According to the NPF, 30% of people with psoriasis develop PsA. However, the diagnosis may not always occur in that order, and some people with PsA do not develop psoriasis.

To diagnose PsA mutilans, a doctor will first confirm that you have arthritis. After checking your joints for signs of swelling or tenderness, they’ll likely request diagnostic testing.

The doctor may order lab tests to check for inflammation. They will also likely recommend an X-ray or other imaging test to assess joint damage.

Once the doctor has diagnosed you with arthritis, they’ll request testing a blood sample to determine the type of arthritis you have. For example, if rheumatoid factor (RF) and cyclic citrullinated peptide (CCP) antibodies are in your blood, you may have rheumatoid arthritis (RA).

Currently, there isn’t a lab biomarker for PsA or the PsA mutilans subset. PsA mutilans is diagnosed by checking the severity of bone damage. There are very few conditions associated with such severe bone loss.

People with this condition may have certain features that can include:

  • telescoping of one bone into another
  • shortened digits
  • pencil-in-cup deformity, where the bone appears sharp on an X-ray and the connecting bone has a cup shape
  • osteolysis, a condition in which bone tissue degrades and becomes softer
  • other nearby joints may be affected, such as the small joints of the hands

PsA mutilans is a progressive disease. The sooner it’s diagnosed, the higher the chance there is to have a greater impact on slowing disease progression. Treatment goals can include managing your symptoms and helping maintain or improve your quality of life.

Treatment options can vary depending on disease progression, co-occurring conditions, and the parts of the body affected.

Treatment options can include:

Many treatments include the DMARD methotrexate (Trexall), a TNF inhibitor, or both.

Methotrexate may ease your arthritis symptoms. But it’s unclear whether it can slow disease progression.

TNF is a protein in the body responsible for inflammation. According to the American College of Rheumatology, TNF inhibitors can help reduce inflammation and keep the disease from getting worse. Suppressing inflammation keeps joints from feeling stiff or painful. Reducing inflammation may also help restore joint function.

A 2017 research review suggests that switching between anti-TNF medications in the event that one becomes less effective may be an effective treatment strategy.

People with PsA mutilans usually live a reduced life span because this type of arthritis can cause permanent disability if it’s not treated.
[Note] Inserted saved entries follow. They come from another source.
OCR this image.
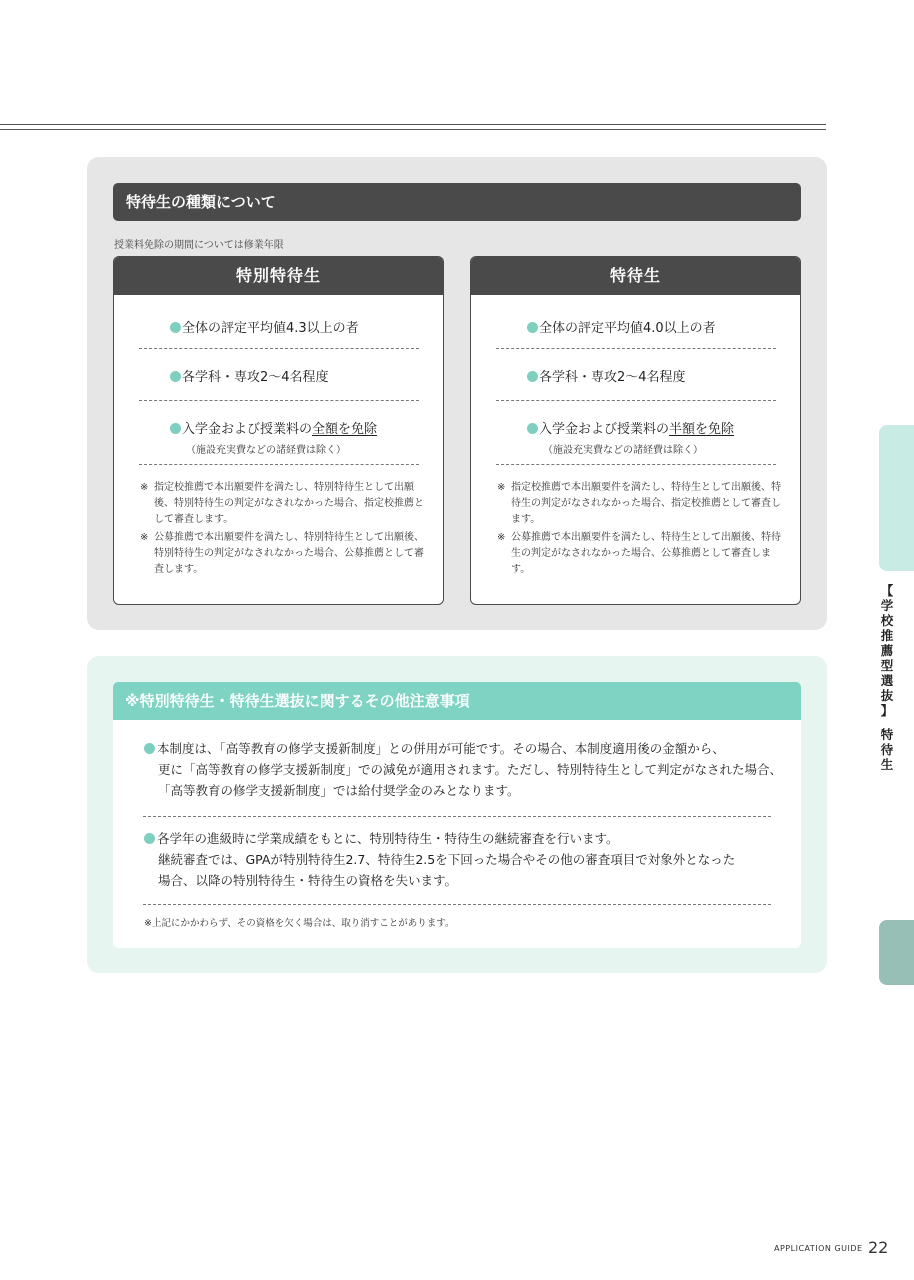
特待生の種類について
授業料免除の期間については修業年限
特別特待生
全体の評定平均値4.3以上の者
各学科・専攻2〜4名程度
入学金および授業料の全額を免除
（施設充実費などの諸経費は除く）
※ 指定校推薦で本出願要件を満たし、特別特待生として出願後、特別特待生の判定がなされなかった場合、指定校推薦として審査します。
※ 公募推薦で本出願要件を満たし、特別特待生として出願後、特別特待生の判定がなされなかった場合、公募推薦として審査します。
特待生
全体の評定平均値4.0以上の者
各学科・専攻2〜4名程度
入学金および授業料の半額を免除
（施設充実費などの諸経費は除く）
※ 指定校推薦で本出願要件を満たし、特待生として出願後、特待生の判定がなされなかった場合、指定校推薦として審査します。
※ 公募推薦で本出願要件を満たし、特待生として出願後、特待生の判定がなされなかった場合、公募推薦として審査します。
※特別特待生・特待生選抜に関するその他注意事項
本制度は、「高等教育の修学支援新制度」との併用が可能です。その場合、本制度適用後の金額から、
更に「高等教育の修学支援新制度」での減免が適用されます。ただし、特別特待生として判定がなされた場合、
「高等教育の修学支援新制度」では給付奨学金のみとなります。
各学年の進級時に学業成績をもとに、特別特待生・特待生の継続審査を行います。
継続審査では、GPAが特別特待生2.7、特待生2.5を下回った場合やその他の審査項目で対象外となった
場合、以降の特別特待生・特待生の資格を失います。
※上記にかかわらず、その資格を欠く場合は、取り消すことがあります。
【
学
校
推
薦
型
選
抜
】
特
待
生
APPLICATION GUIDE 22
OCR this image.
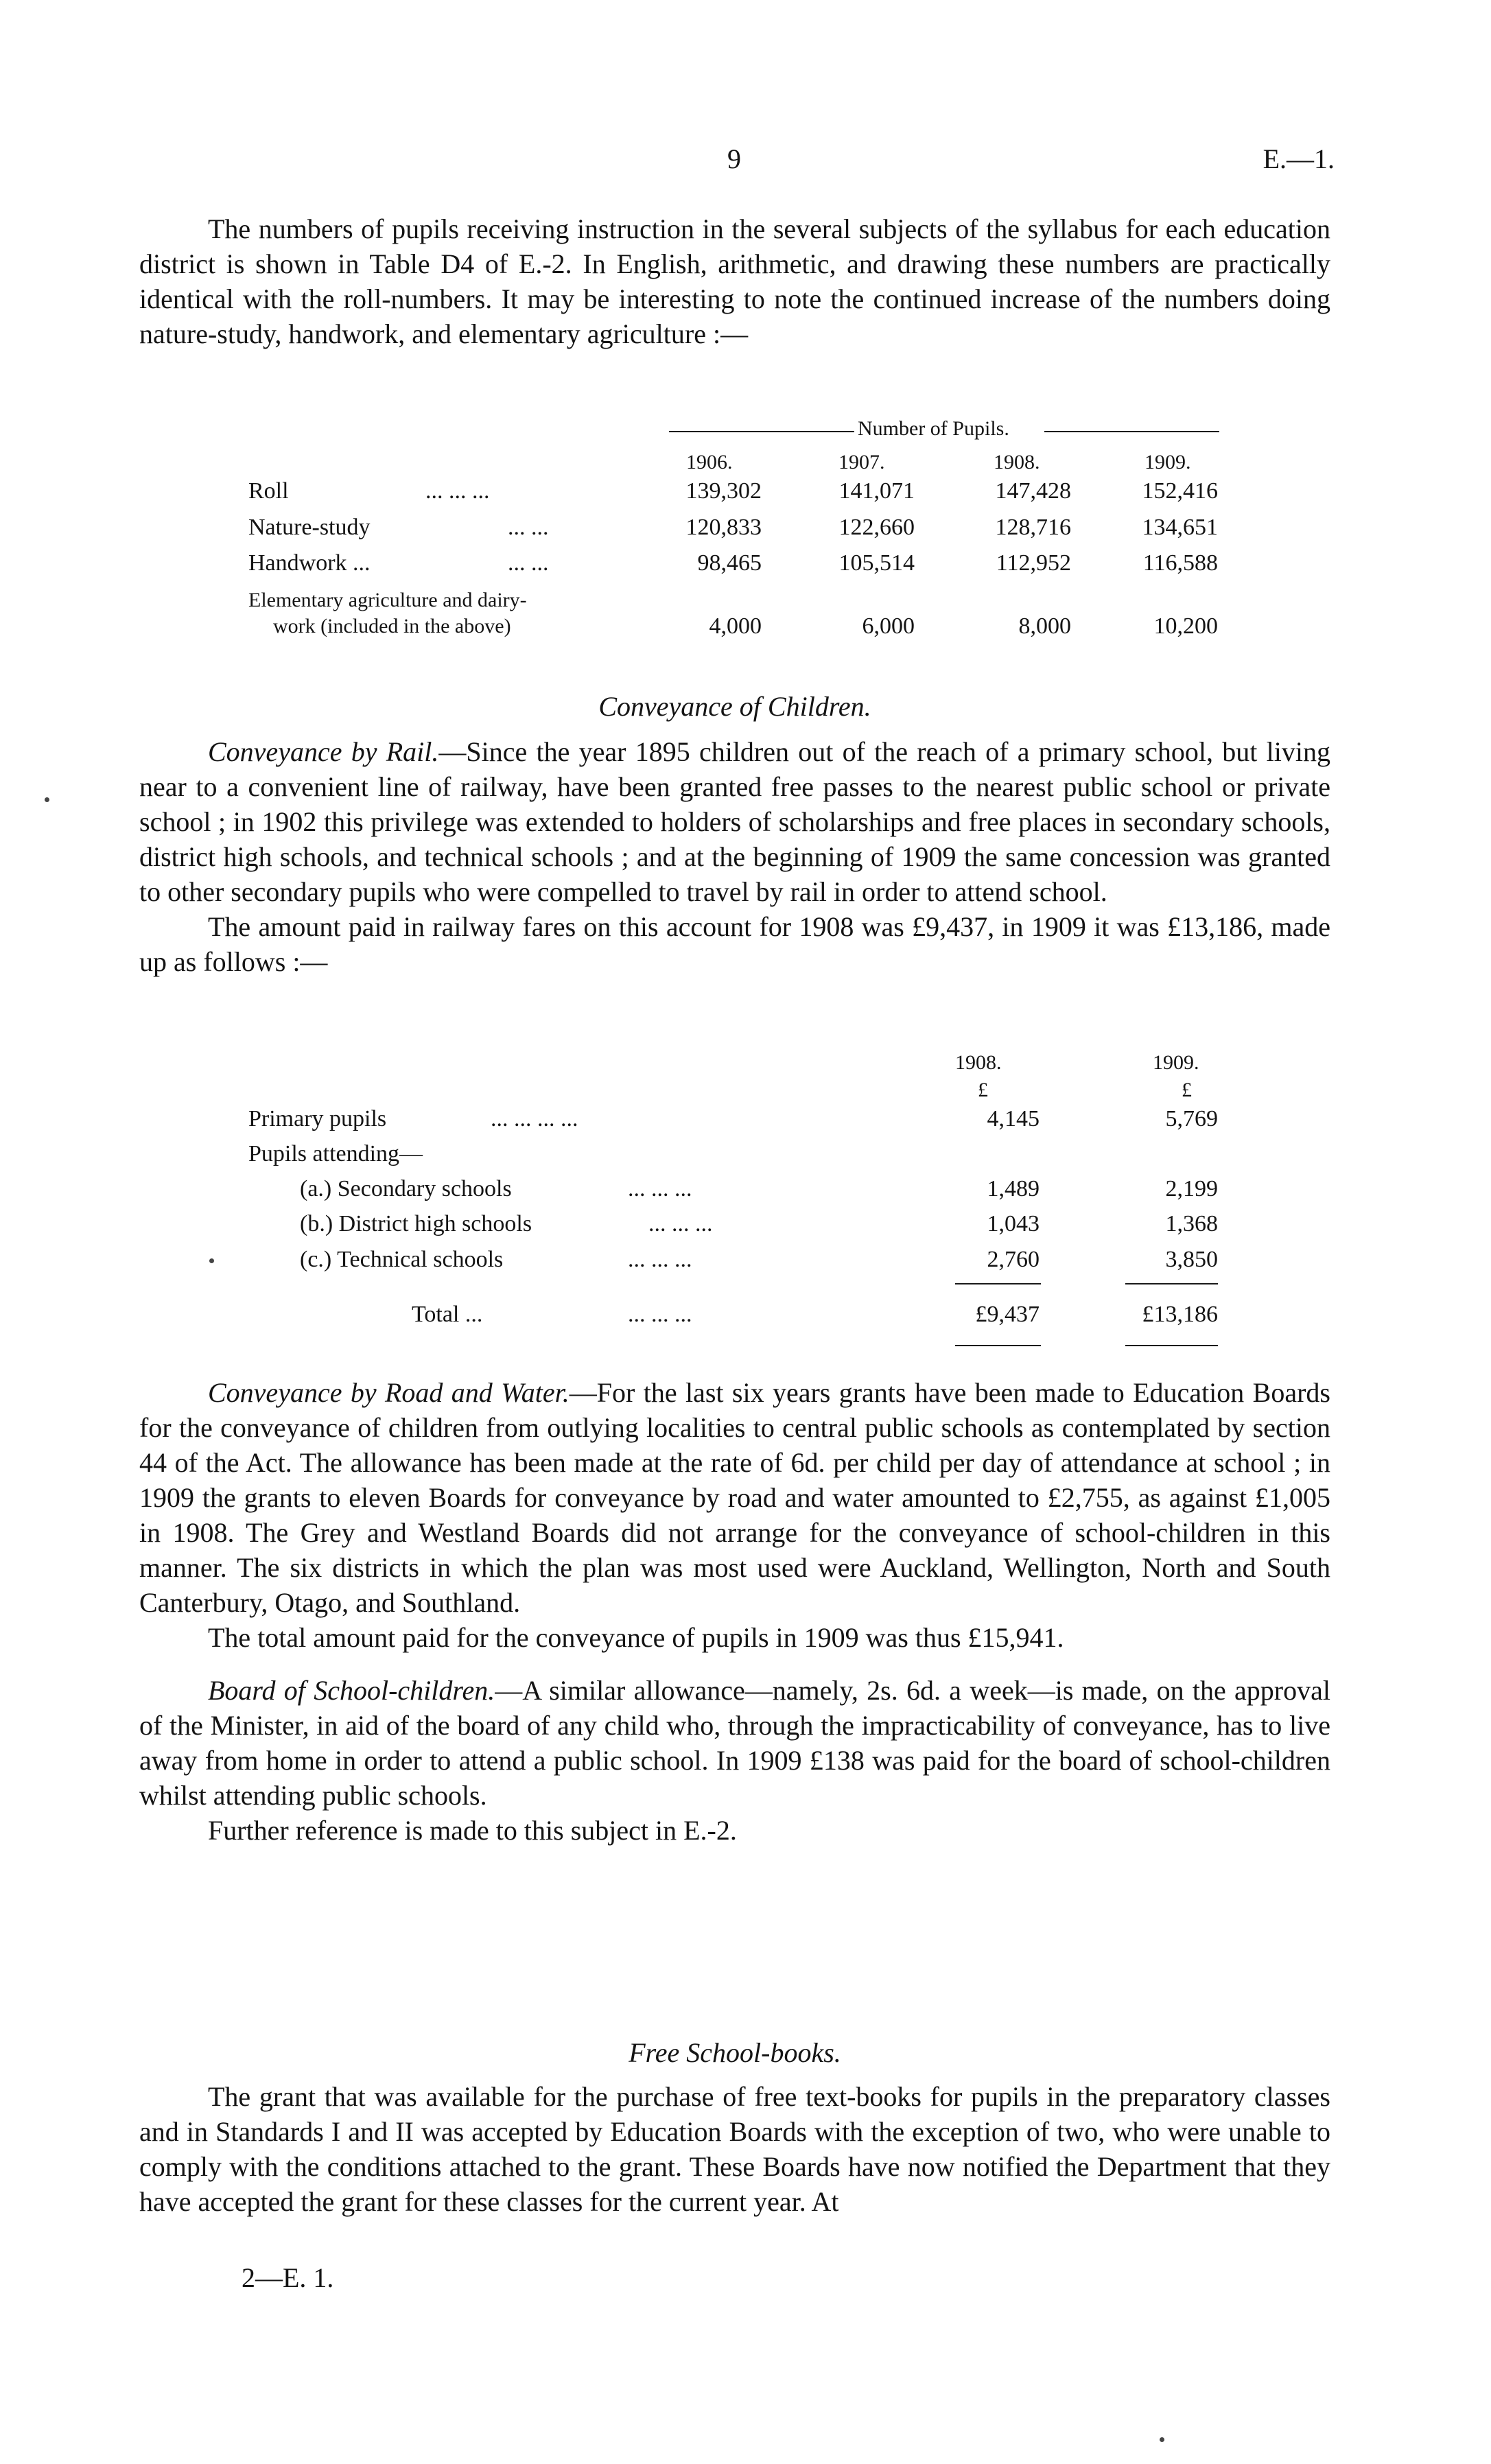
9	E.—1.

The numbers of pupils receiving instruction in the several subjects of the syllabus for each education district is shown in Table D4 of E.-2. In English, arithmetic, and drawing these numbers are practically identical with the roll-numbers. It may be interesting to note the continued increase of the numbers doing nature-study, handwork, and elementary agriculture :—

Number of Pupils.
1906.	1907.	1908.	1909.
Roll	... ... ...	139,302	141,071	147,428	152,416
Nature-study	... ...	120,833	122,660	128,716	134,651
Handwork ...	... ...	98,465	105,514	112,952	116,588
Elementary agriculture and dairy-
work (included in the above)	4,000	6,000	8,000	10,200
Conveyance of Children.

Conveyance by Rail.—Since the year 1895 children out of the reach of a primary school, but living near to a convenient line of railway, have been granted free passes to the nearest public school or private school ; in 1902 this privilege was extended to holders of scholarships and free places in secondary schools, district high schools, and technical schools ; and at the beginning of 1909 the same concession was granted to other secondary pupils who were compelled to travel by rail in order to attend school.

The amount paid in railway fares on this account for 1908 was £9,437, in 1909 it was £13,186, made up as follows :—

1908.	1909.
£	£
Primary pupils	... ... ... ...	4,145	5,769
Pupils attending—
(a.) Secondary schools	... ... ...	1,489	2,199
(b.) District high schools	... ... ...	1,043	1,368
(c.) Technical schools	... ... ...	2,760	3,850
Total ...	... ... ...	£9,437	£13,186

Conveyance by Road and Water.—For the last six years grants have been made to Education Boards for the conveyance of children from outlying localities to central public schools as contemplated by section 44 of the Act. The allowance has been made at the rate of 6d. per child per day of attendance at school ; in 1909 the grants to eleven Boards for conveyance by road and water amounted to £2,755, as against £1,005 in 1908. The Grey and Westland Boards did not arrange for the conveyance of school-children in this manner. The six districts in which the plan was most used were Auckland, Wellington, North and South Canterbury, Otago, and Southland.

The total amount paid for the conveyance of pupils in 1909 was thus £15,941.

Board of School-children.—A similar allowance—namely, 2s. 6d. a week—is made, on the approval of the Minister, in aid of the board of any child who, through the impracticability of conveyance, has to live away from home in order to attend a public school. In 1909 £138 was paid for the board of school-children whilst attending public schools.

Further reference is made to this subject in E.-2.

Free School-books.

The grant that was available for the purchase of free text-books for pupils in the preparatory classes and in Standards I and II was accepted by Education Boards with the exception of two, who were unable to comply with the conditions attached to the grant. These Boards have now notified the Department that they have accepted the grant for these classes for the current year. At

2—E. 1.
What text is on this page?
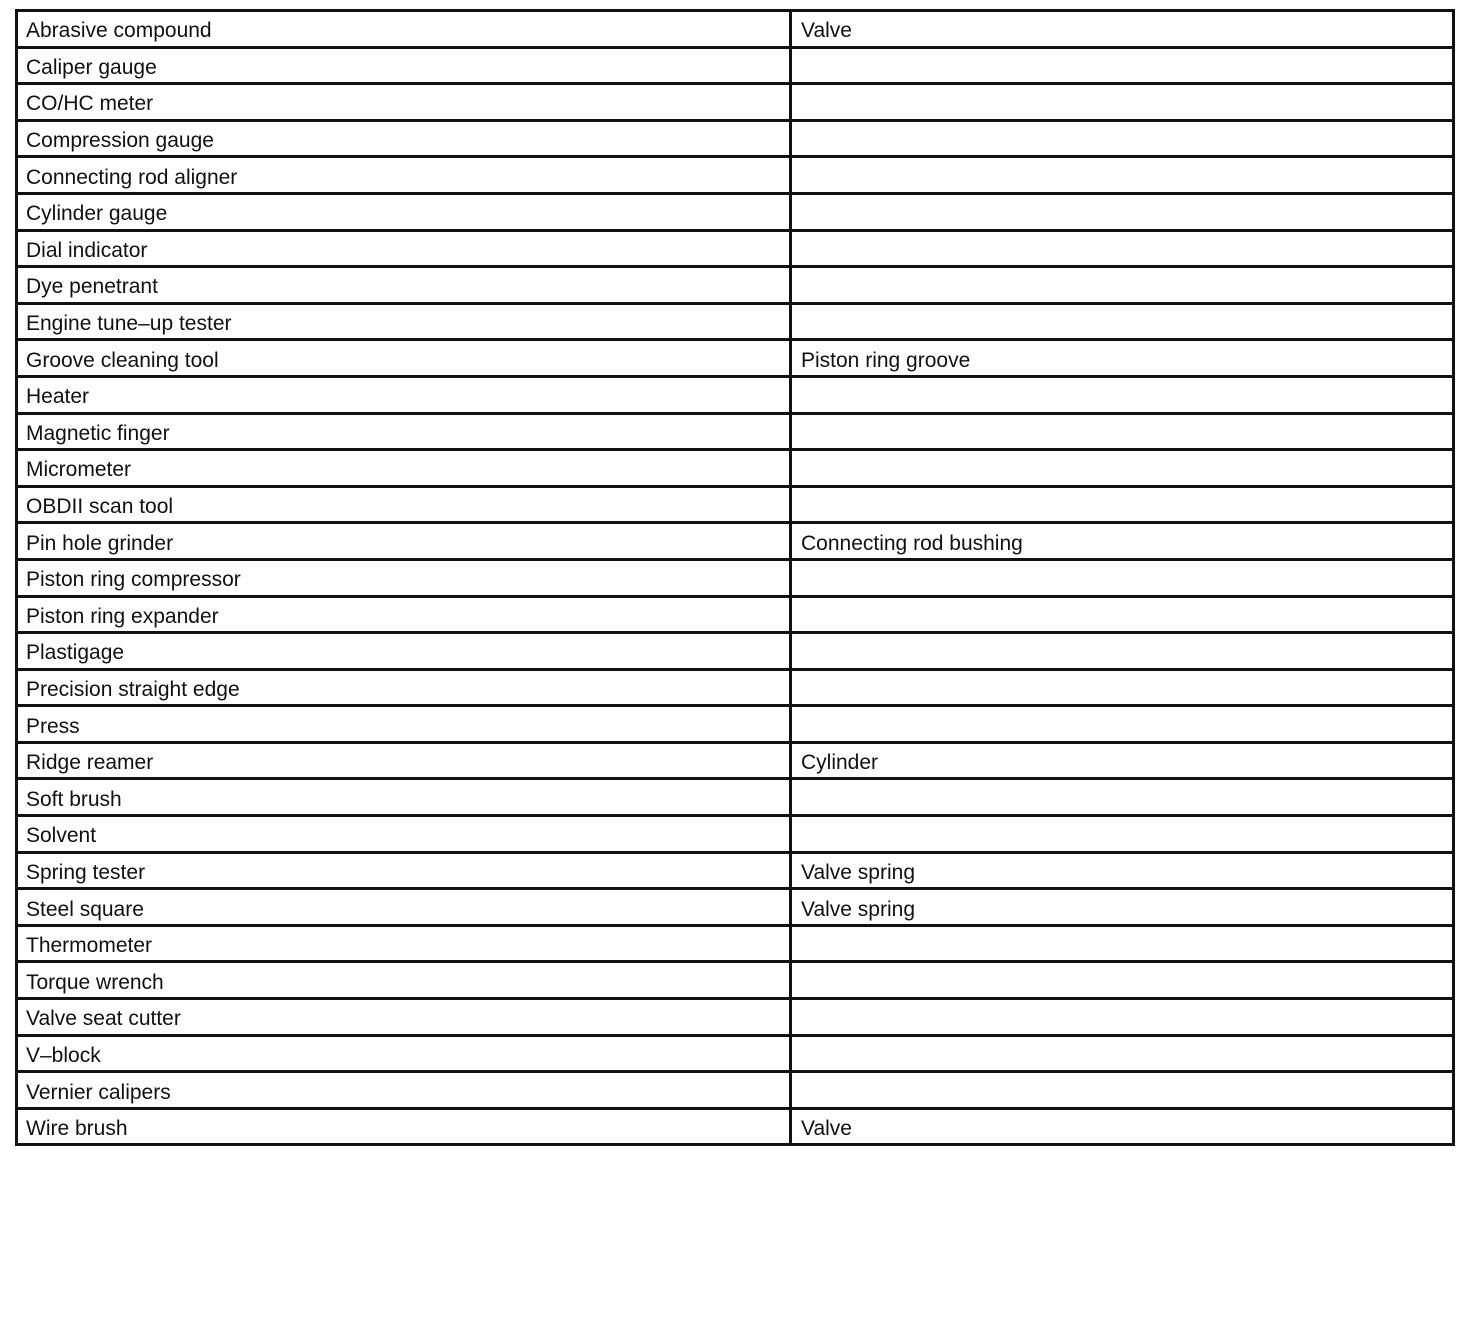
Abrasive compound	Valve
Caliper gauge	
CO/HC meter	
Compression gauge	
Connecting rod aligner	
Cylinder gauge	
Dial indicator	
Dye penetrant	
Engine tune–up tester	
Groove cleaning tool	Piston ring groove
Heater	
Magnetic finger	
Micrometer	
OBDII scan tool	
Pin hole grinder	Connecting rod bushing
Piston ring compressor	
Piston ring expander	
Plastigage	
Precision straight edge	
Press	
Ridge reamer	Cylinder
Soft brush	
Solvent	
Spring tester	Valve spring
Steel square	Valve spring
Thermometer	
Torque wrench	
Valve seat cutter	
V–block	
Vernier calipers	
Wire brush	Valve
There isn’t much research on the outlook because it’s such a rare form of PsA.

We do know that when left untreated, PsA can damage bone. As bone is destroyed, the fingers and toes may shorten and change shape, leading to decreased joint function.

However, a diagnosis of PsA mutilans means something different today than in the past when it was called “opera glass hand.”

Your outlook can improve dramatically when PsA is diagnosed and treated as soon as possible. Early treatment can help prevent bone loss.

Bone tissue cannot be fully restored. However, treating your PsA can help slow bone damage. Treatment plays an important part in helping prolong the use and functionality of affected joints.

Diseases that are difficult to predict can be difficult to prevent. This describes PsA. Currently, the condition is not preventable.

However, detecting PsA early and getting treatment can help prevent and slow bone damage.

If you have a family history of psoriasis — or experience arthritis symptoms, especially if you have psoriasis — talk with a doctor.

PsA mutilans is a severe subtype of PsA. It leads to bone damage and loss. It can also cause joint stiffness and a loss of mobility.

If you experience symptoms of PsA, it is important to get medical attention. Early detection and treatment can help preserve joint function.